Devinez quels sont les personnages "impuissants" de Spinoza dans les nouvelles qui suivent.

 

"Les Américains se disent très intéressés. L’exploitation de gaz de schiste est inéluctable et les pouvoirs publics tiennent à le faire savoir" titre  El Watan. Comme les autres quotidiens, ce journal fait aujourd'hui l'impasse sur les protestations. Après un petit baroud d'honneur, les patrons de presse rentophage pensent sans doute que la messe a été dite.

«Tout ce qui est écrit est un peu exagéré»: c'est ce dont "ont convenu" Ernest Moniz le ministre américain de l'énergie et son homologue algérien, rapporte le Soir d'Algérie. C'est Youcef Yousfi lui même qui l'affirme, en réaction aux nombreuses condamnations de la décision de recourir à court terme à la fracturation hydraulique. Les multinationales pétrolières américaines ont mis en oeuvre cette technologie. «Les sociétés américaines sont très intéressées» confie Ernest Moniz, qui a été reçu en grande pompe par le président Bouteflika. Le même jour, Abdelmalek Sellal affirme devant les parlementaires " l'irréversibilité" de cette décision, tout en pratiquant, comme à son habitude, le flou sur l'échéancier. Selon le premier ministre, la décision d'engager la production et donc la fracturation hydraulique a été prise parce que «ça serait un péché de ne pas exploiter le gaz non conventionnel, car on va mettre l'avenir des générations futures en péril»

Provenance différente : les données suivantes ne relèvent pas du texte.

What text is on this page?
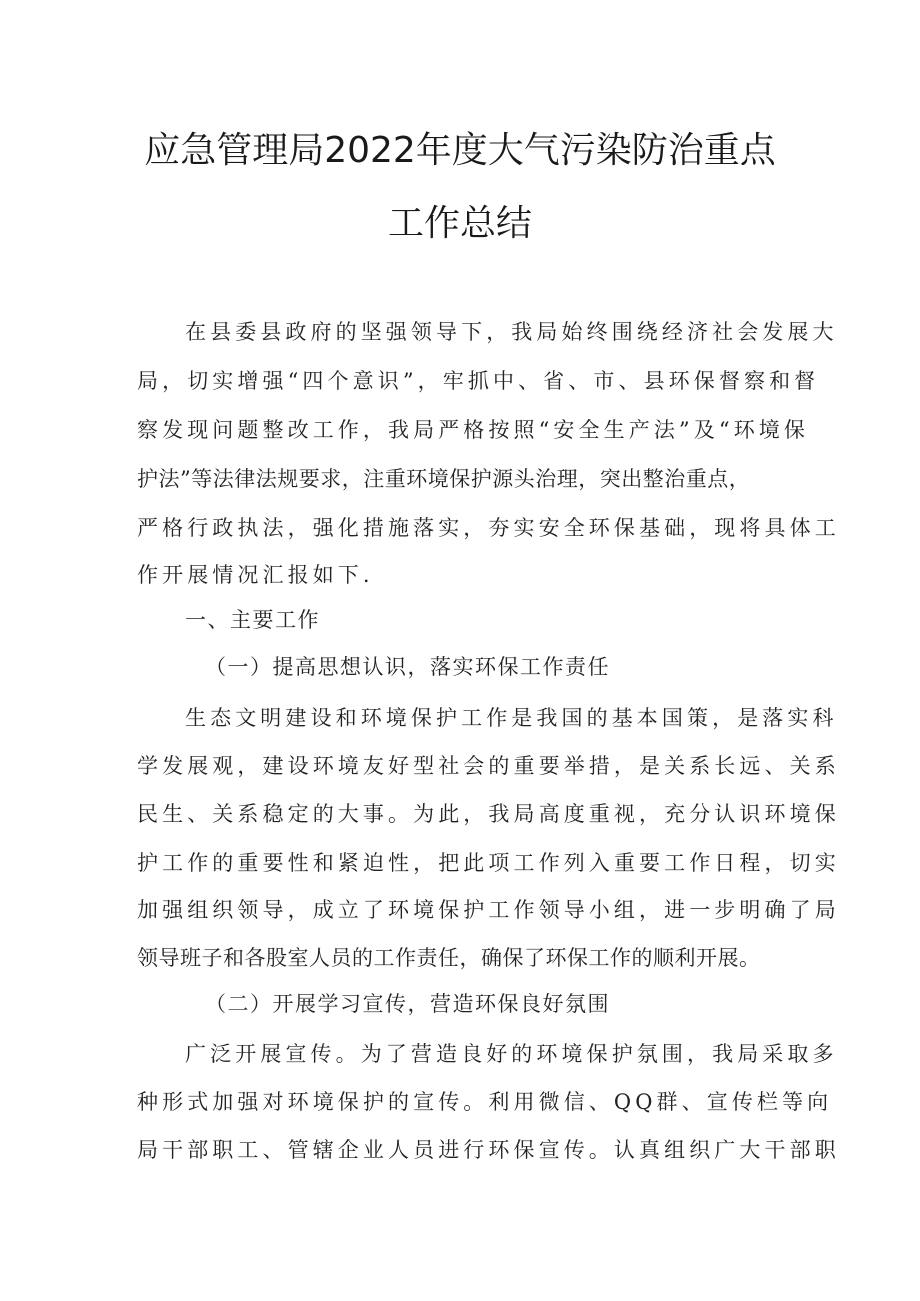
应急管理局2022年度大气污染防治重点
工作总结
在县委县政府的坚强领导下，我局始终围绕经济社会发展大
局，切实增强“四个意识”，牢抓中、省、市、县环保督察和督
察发现问题整改工作，我局严格按照“安全生产法”及“环境保
护法”等法律法规要求，注重环境保护源头治理，突出整治重点，
严格行政执法，强化措施落实，夯实安全环保基础，现将具体工
作开展情况汇报如下.
一、主要工作
（一）提高思想认识，落实环保工作责任
生态文明建设和环境保护工作是我国的基本国策，是落实科
学发展观，建设环境友好型社会的重要举措，是关系长远、关系
民生、关系稳定的大事。为此，我局高度重视，充分认识环境保
护工作的重要性和紧迫性，把此项工作列入重要工作日程，切实
加强组织领导，成立了环境保护工作领导小组，进一步明确了局
领导班子和各股室人员的工作责任，确保了环保工作的顺利开展。
（二）开展学习宣传，营造环保良好氛围
广泛开展宣传。为了营造良好的环境保护氛围，我局采取多
种形式加强对环境保护的宣传。利用微信、QQ群、宣传栏等向
局干部职工、管辖企业人员进行环保宣传。认真组织广大干部职
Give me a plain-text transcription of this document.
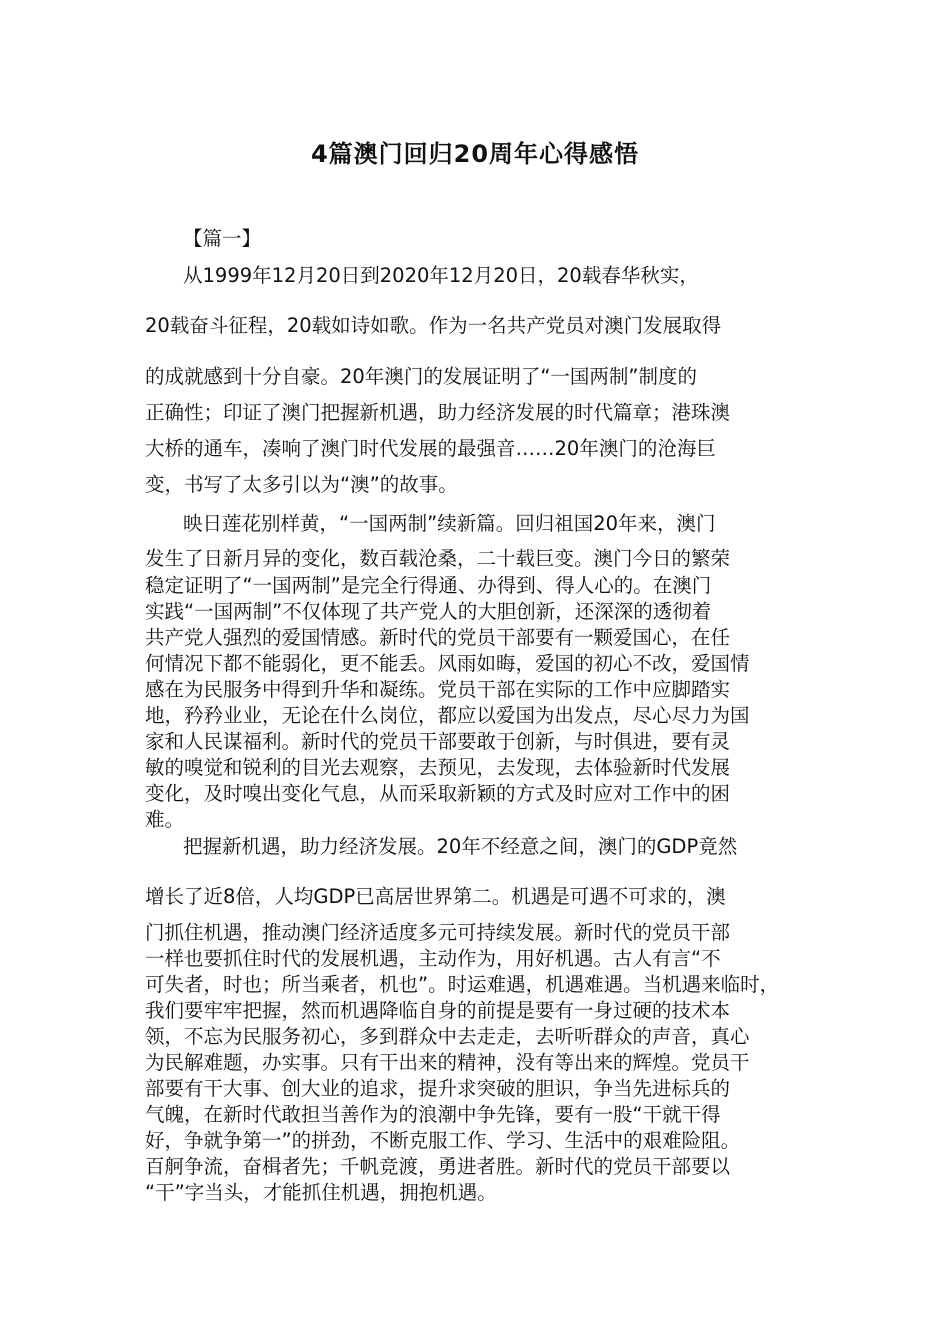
4篇澳门回归20周年心得感悟

【篇一】

从1999年12月20日到2020年12月20日，20载春华秋实，

20载奋斗征程，20载如诗如歌。作为一名共产党员对澳门发展取得

的成就感到十分自豪。20年澳门的发展证明了“一国两制”制度的

正确性；印证了澳门把握新机遇，助力经济发展的时代篇章；港珠澳

大桥的通车，凑响了澳门时代发展的最强音……20年澳门的沧海巨

变，书写了太多引以为“澳”的故事。

映日莲花别样黄，“一国两制”续新篇。回归祖国20年来，澳门

发生了日新月异的变化，数百载沧桑，二十载巨变。澳门今日的繁荣

稳定证明了“一国两制”是完全行得通、办得到、得人心的。在澳门

实践“一国两制”不仅体现了共产党人的大胆创新，还深深的透彻着

共产党人强烈的爱国情感。新时代的党员干部要有一颗爱国心，在任

何情况下都不能弱化，更不能丢。风雨如晦，爱国的初心不改，爱国情

感在为民服务中得到升华和凝练。党员干部在实际的工作中应脚踏实

地，矜矜业业，无论在什么岗位，都应以爱国为出发点，尽心尽力为国

家和人民谋福利。新时代的党员干部要敢于创新，与时俱进，要有灵

敏的嗅觉和锐利的目光去观察，去预见，去发现，去体验新时代发展

变化，及时嗅出变化气息，从而采取新颖的方式及时应对工作中的困

难。

把握新机遇，助力经济发展。20年不经意之间，澳门的GDP竟然

增长了近8倍，人均GDP已高居世界第二。机遇是可遇不可求的，澳

门抓住机遇，推动澳门经济适度多元可持续发展。新时代的党员干部

一样也要抓住时代的发展机遇，主动作为，用好机遇。古人有言“不

可失者，时也；所当乘者，机也”。时运难遇，机遇难遇。当机遇来临时，

我们要牢牢把握，然而机遇降临自身的前提是要有一身过硬的技术本

领，不忘为民服务初心，多到群众中去走走，去听听群众的声音，真心

为民解难题，办实事。只有干出来的精神，没有等出来的辉煌。党员干

部要有干大事、创大业的追求，提升求突破的胆识，争当先进标兵的

气魄，在新时代敢担当善作为的浪潮中争先锋，要有一股“干就干得

好，争就争第一”的拼劲，不断克服工作、学习、生活中的艰难险阻。

百舸争流，奋楫者先；千帆竞渡，勇进者胜。新时代的党员干部要以

“干”字当头，才能抓住机遇，拥抱机遇。
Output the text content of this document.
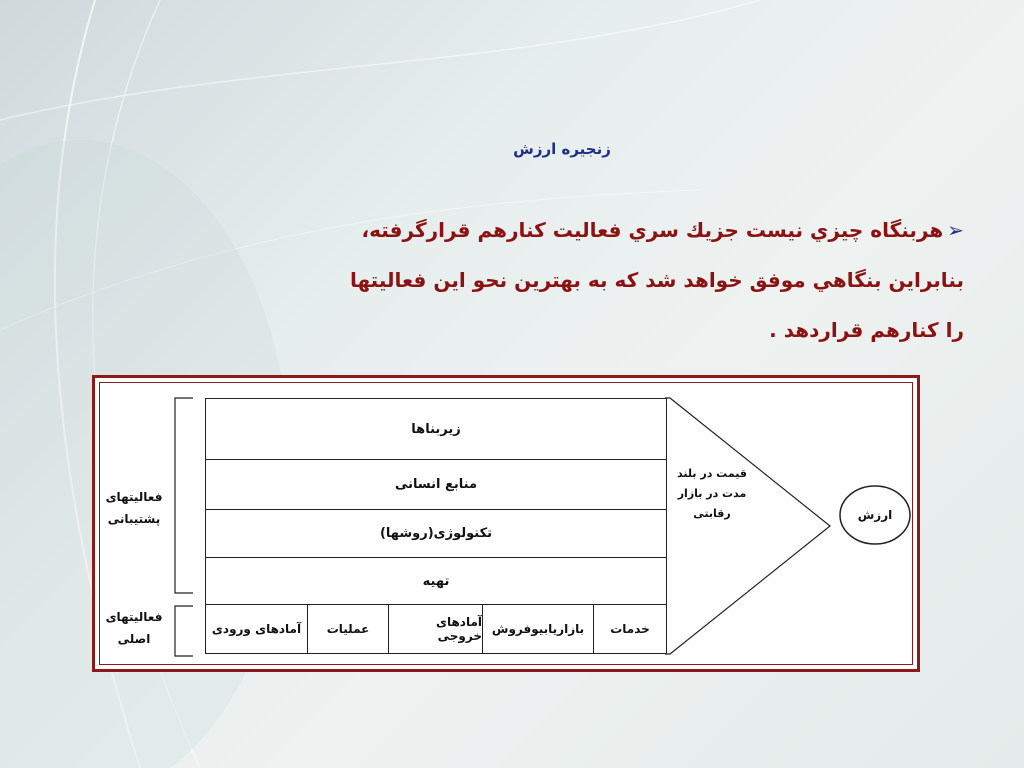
زنجيره ارزش
➢هربنگاه چيزي نيست جزيك سري فعاليت كنارهم قرارگرفته،
بنابراين بنگاهي موفق خواهد شد كه به بهترين نحو اين فعاليتها
را كنارهم قراردهد .
زيربناها
منابع انسانی
تکنولوژی(روشها)
تهيه
خدمات
بازاريابیوفروش
آمادهای خروجی
عمليات
آمادهای ورودی
فعاليتهای
پشتيبانی
فعاليتهای
اصلی
قيمت در بلند
مدت در بازار
رقابتی	ارزش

"Chaque Algérien est un Khalifa en puissance" écrit dans le Quotidien d'Oran, Abdou Benabbou le gérant du journal qui a repris depuis peu la fonction d'éditorialiste. Après la hauteur de vue de K. Selim et les analyses sagaces de M. Saadoune, le nouveau style est "terre à terre", il veut prendre les Algériens comme ils sont, leur dire leur vérité "entre quatre yeux". Morceaux choisis ce matin: "Les Khalifa, Khelil et autres du même acabit ne sont que des Algériens lambda. Ils n'ont eu que le tort de se vautrer plus que les autres dans un sofa jouissif que tous les Algériens ou presque auraient bien voulu qu'il soit aussi le leur. Ils ont été seulement plus avides et plus entreprenants dans une course ouverte à tous depuis que l'idée de l'indépendance de l'Algérie avait fini par germer".
"A la cupidité de l'esprit des forts, depuis, a répondu l'avidité des faibles jusqu'à faire de la gouvernance un outil douteux pour une alchimie pour tous. De quoi faire de chaque Algérien un Khalifa en puissance."

"Chaque algérien", "tous les Algériens"?  Pour l'édification et l'effort de rédemption de ses lecteurs algériens, on attend une description de la manière dont l'Algérien Benabbou a utilisé "l'alchimie pour tous", pour réussir comme patron de presse. A quoi bon, lui dirait sans doute son chroniqueur Kamel Daoud, dont les derniers mots de la chronique sont ce matin: "Le peuple est fini".